Adult Subjects With Plaque Psoriasis
The safety data are based on the exposure of STELARA(r) at 3117 subjects with psoriasis in adulthood which includes 2414 who were exposed for at least six months 1855 exposed for at most one year 1653 exposed for a minimum of two years 1569 exposed for at most three years 1482 exposed for at most four years, and 838 exposed for a minimum of five years.
The table lists all adverse reactions which were observed in a frequency of at less than 1%, as well as at a greater frequency within STELARA(r) STELARA(r) categories than in the placebo group during the placebo-controlled time for Ps STUDY1. Ps STUDY 2, [Ref].
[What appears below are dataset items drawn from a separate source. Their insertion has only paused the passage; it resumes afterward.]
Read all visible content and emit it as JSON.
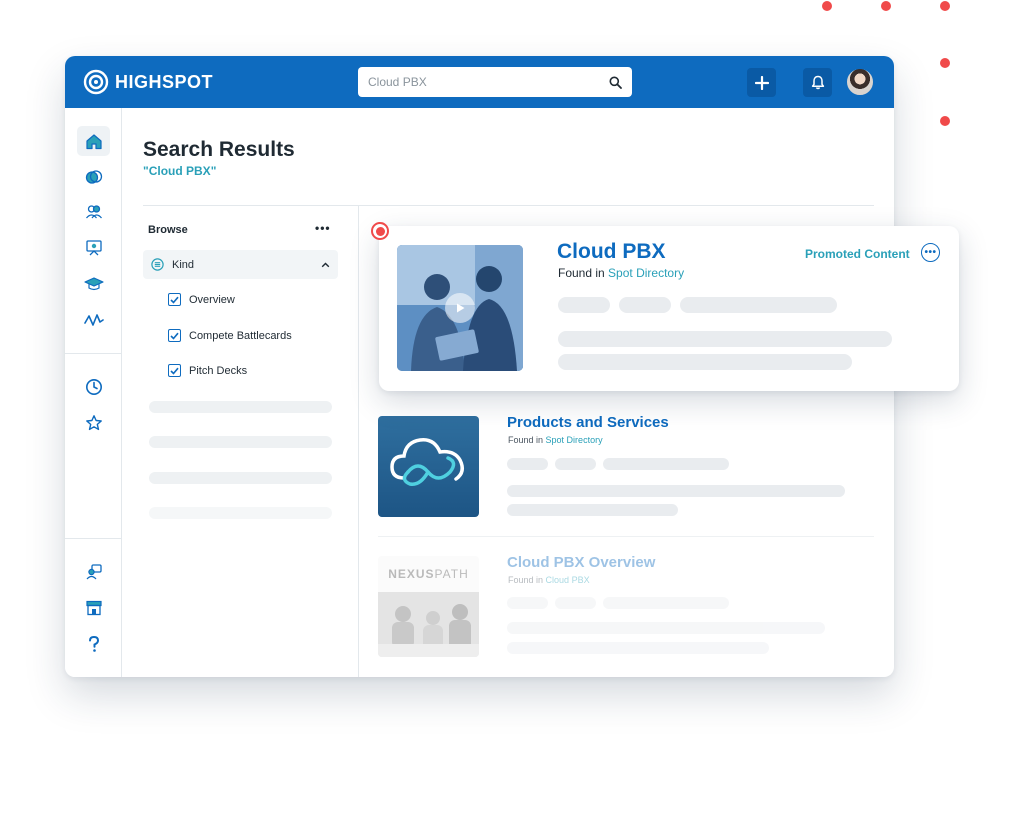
{
  "app": {
    "brand": "HIGHSPOT"
  },
  "search": {
    "placeholder": "Cloud PBX"
  },
  "page": {
    "title": "Search Results",
    "query": "\"Cloud PBX\""
  },
  "browse": {
    "title": "Browse",
    "more": "•••",
    "kind_label": "Kind",
    "filters": [
      {
        "label": "Overview",
        "checked": true
      },
      {
        "label": "Compete Battlecards",
        "checked": true
      },
      {
        "label": "Pitch Decks",
        "checked": true
      }
    ]
  },
  "promoted": {
    "title": "Cloud PBX",
    "found_prefix": "Found in",
    "found_link": "Spot Directory",
    "badge": "Promoted Content",
    "more": "•••"
  },
  "results": [
    {
      "title": "Products and Services",
      "found_prefix": "Found in",
      "found_link": "Spot Directory"
    },
    {
      "title": "Cloud PBX Overview",
      "found_prefix": "Found in",
      "found_link": "Cloud PBX",
      "thumb_text_a": "NEXUS",
      "thumb_text_b": "PATH"
    }
  ],
  "colors": {
    "brand": "#0e6bbf",
    "accent": "#2aa0b8",
    "alert": "#f04a4a"
  }
}
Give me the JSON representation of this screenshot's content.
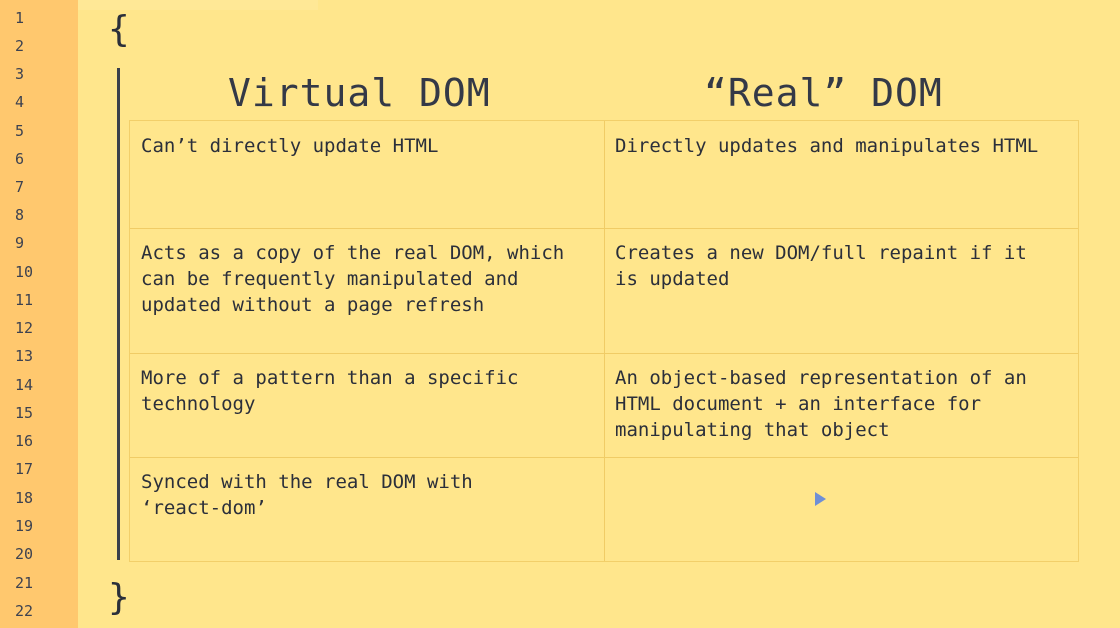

Table: Negative Reactions Reported by >1 Percent of Subjects during Week 12 of Ps STUDY 1, and Ps STUDY 2.
|45 mg||90 mg|
|Nasopharyngitis||51 (8%)||56 (8%)||49 (7%)|
|Upper respiratory tract infection||30 (5%)||36 (5%)||28 (4%)|
|Headache||23 (3%)||33 (5%)||32 (5%)|
|Fatigue||14 (2%)||18 (3%)||17 (3%)|
|Diarrhea||12 (2%)||13 (2%)||13 (2%)|
|Back pain||8 (1%)||9 (1%)||14 (2%)|
|Dizziness||8 (1%)||8 (1%)||14 (2%)|
|Pharyngolaryngeal pain||7 (1%)||9 (1%)||12 (2%)|
|Pruritus||9 (1%)||10 (2%)||9 (1%)|
|Injection site erythema||3 (<1%)||6 (1%)||13 (2%)|
|Myalgia||4 (1%)||7 (1%)||8 (1%)|
|Depression||3 (<1%)||8 (1%)||4 (1%)|
The adverse reactions that were observed at a rate of less than percent in the control timeframe of the Ps STUDIES 1 & 2 up to week 12 were cellulitis, herpes zoster as well as certain reactions at the injection site (pain and swelling, pruritus bleeding, induration, inflammation, and bruising).
Always consult your doctor to confirm that the information provided on this site is appropriate to your particular situation.